My Dad (Bud) was the biggest fan of the stock market I have ever met. I’m not a licensed advisor, I’m just passing on what he told me. Always consult a professional. He’s been gone for 15 years now, but if you knew Bud, you undoubtedly heard most of this:

  • Dad often reminded me that stocks always go up.  At least on average and over time.  
  • Dad never bought a bond or a CD—as they get devoured by inflation.   If you buy a stock with growing dividends, you may find that in 30 years the annual dividend you receive is worth more than what you paid for the stock.  Stocks go up with inflation because companies can raise prices.
  • If you buy five small-cap stocks, four of them will probably go broke, and the other one will undoubtedly make up for those four losers.  Yeah, that is gambling, but only small companies can become big companies.  
  • Never buy mutual funds outside of a retirement plan.  The reason is you get clobbered with capital gains as the fund manager churns the portfolio.  If you buy individual stocks, you can choose to keep them forever, and NEVER pay the capital gains tax.  The stocks get a new basis when you die.
  • There is never a reason not to sell your losers.  This way the government pays for part of your bad idea as the losses are deductible.  On the flip side, you don’t ever have to pay tax on the winners, if you don’t sell them.  He called this “playing with the house’s money.”  If you like the stock, double down for 31 days and then sell your higher cost shares, to avoid the wash sale rules.
  • Never trade commodities or options.  For every winner, there is a loser, plus there is someone in the middle taking a “cut” of every transaction.  Professional traders are smarter than you are.  Stay away.
  • Never catch a falling knife.  If a stock is going down, don’t buy it until it starts going back up.
  • Don’t be afraid to sell a winner if its valuation gets crazy high.  Take some money off the table.
  • Buying stocks requires savings.  Savings requires sacrifice.  You might need to sacrifice that new car, or that big house.  (Yeah, I have been in my same house for 30 years.)
  • Learn to sleep restfully when the stock market crashes.  It will go back up.
  • Stocks are liquid like cash.  Bankers are a lot easier to deal with if you have substantial liquidity.  Real estate is a better way to diversify as rents go up with inflation.  And you can’t buy real estate without a banker.
  • Buy stocks all the time.  Never keep cash.  You can always borrow against your stocks on a rainy day, or simply sell them.
  • If you buy Black Hills Corp and MDU, the dividends will pay your utility bills.
  • Why buy a mutual fund when you can buy a closed-end fund that trades at a steep discount to Net Asset Value?
  • Read the glossy annual reports.  Then stack them up in the corner of your office as that is so cool.
  • Buy stocks when you are very young.  It takes time to get rich.
  • How to find a good stock to buy?  Pick up a magazine or newspaper and read.  
  • Give stocks to charity.  That way you don’t have to pay tax on the gains, and the charity gets more.
  • Never buy annuities.  They are not tax efficient.
  • Regarding bank certificates of deposit (CD), he told everyone:   “Why put your money in the bank, when you can buy the bank?”   Dad had stock in Wells Fargo and US Bank, which by the way yielded 4.39% and 2.82% today.   Find those rates in a CD!

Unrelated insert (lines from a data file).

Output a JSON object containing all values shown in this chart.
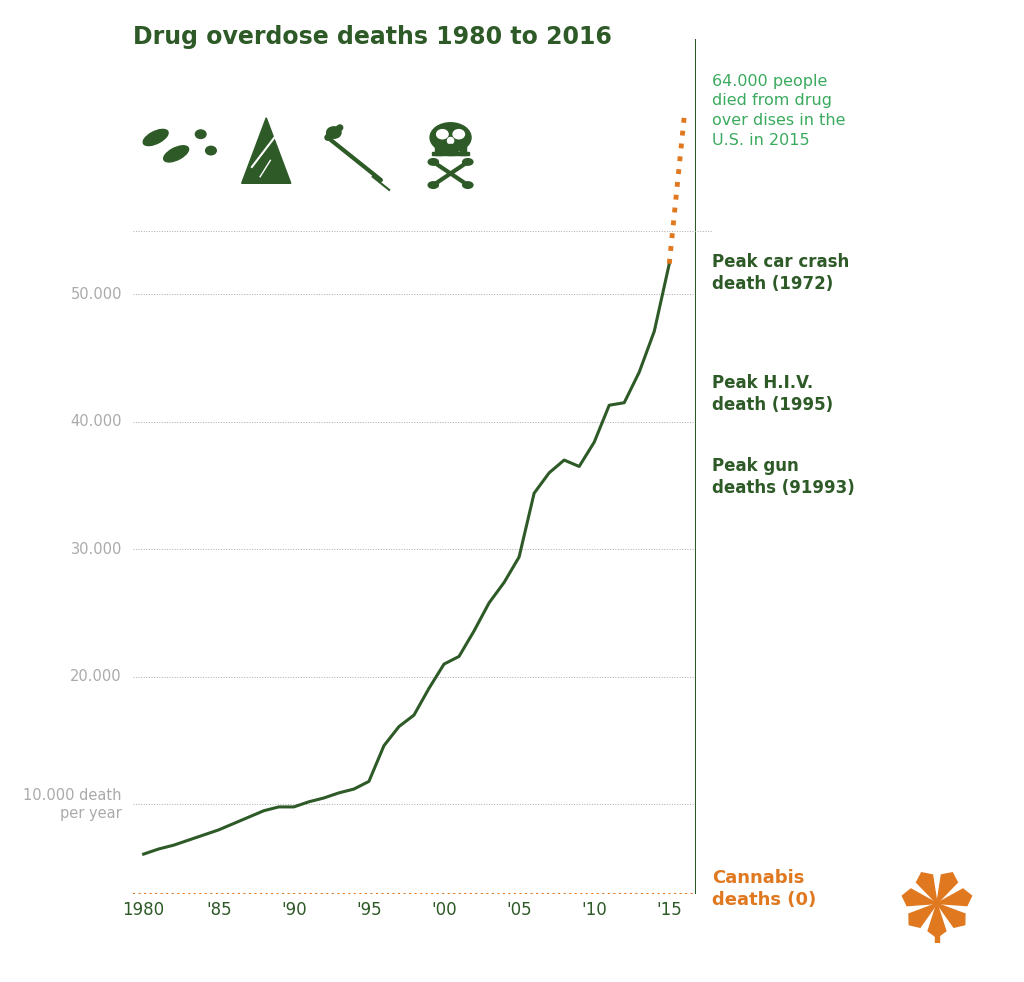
{
  "title": "Drug overdose deaths 1980 to 2016",
  "title_color": "#2d5a27",
  "background_color": "#ffffff",
  "line_color": "#2d5a27",
  "line_width": 2.2,
  "orange_color": "#e07820",
  "grid_color": "#aaaaaa",
  "tick_label_color": "#aaaaaa",
  "annotation_color_dark": "#2d5a27",
  "annotation_color_bright": "#3aaa5e",
  "years": [
    1980,
    1981,
    1982,
    1983,
    1984,
    1985,
    1986,
    1987,
    1988,
    1989,
    1990,
    1991,
    1992,
    1993,
    1994,
    1995,
    1996,
    1997,
    1998,
    1999,
    2000,
    2001,
    2002,
    2003,
    2004,
    2005,
    2006,
    2007,
    2008,
    2009,
    2010,
    2011,
    2012,
    2013,
    2014,
    2015,
    2016
  ],
  "deaths": [
    6100,
    6500,
    6800,
    7200,
    7600,
    8000,
    8500,
    9000,
    9500,
    9800,
    9800,
    10200,
    10500,
    10900,
    11200,
    11800,
    14600,
    16100,
    17000,
    19100,
    21000,
    21600,
    23600,
    25800,
    27400,
    29400,
    34400,
    36000,
    37000,
    36500,
    38400,
    41300,
    41500,
    43900,
    47100,
    52400,
    64000
  ],
  "yticks": [
    10000,
    20000,
    30000,
    40000,
    50000
  ],
  "xtick_years": [
    1980,
    1985,
    1990,
    1995,
    2000,
    2005,
    2010,
    2015
  ],
  "xtick_labels": [
    "1980",
    "'85",
    "'90",
    "'95",
    "'00",
    "'05",
    "'10",
    "'15"
  ],
  "cannabis_text": "Cannabis\ndeaths (0)",
  "cannabis_color": "#e07820",
  "ylim": [
    3000,
    70000
  ],
  "xlim": [
    1979.3,
    2016.8
  ]
}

Remembering Bud Thorstenson

Bud was the second of six children growing up on the family ranch in Selby, South Dakota during the Great Depression.

World War II took him away in 1945. During the early months of the Allied Occupation he worked as a supply clerk in Japan. He earned several medals including the Meritorious Unit Award and the Victory Medal.

The GI Bill helped him to graduate from the University of Denver in 1950, with a Bachelor’s degree in accounting. After graduation he went to work for Harold Heims CPA in Rapid City, and became the 31st CPA in South Dakota.

Within a few years Bud was managing the CPA practice and his first partners included Dale Sayler, Rich Siekman, Jerry Benson, and Leroy Ketel. The firm which would eventually be named Ketel Thorstenson, LLP.  It continued to prosper due to Bud’s leadership as a partner through 1996.

Bud was a leader in the CPA profession and served as president of the South Dakota Society of CPAs and as a board of director for the South Dakota Board of Accountancy.

Bud worked 54 tax seasons! He loved the intricacies of every business deal but especially enjoyed conversing with his clients. All who knew him profited from his sage financial advice.

Community service was important in his life, and he was an active member of the Morning Optimists for nearly 50 years.

At KTLLP we appreciate the impact Bud had on the community, on establishing a strong foundation for the firm, and how he touched each of our lives.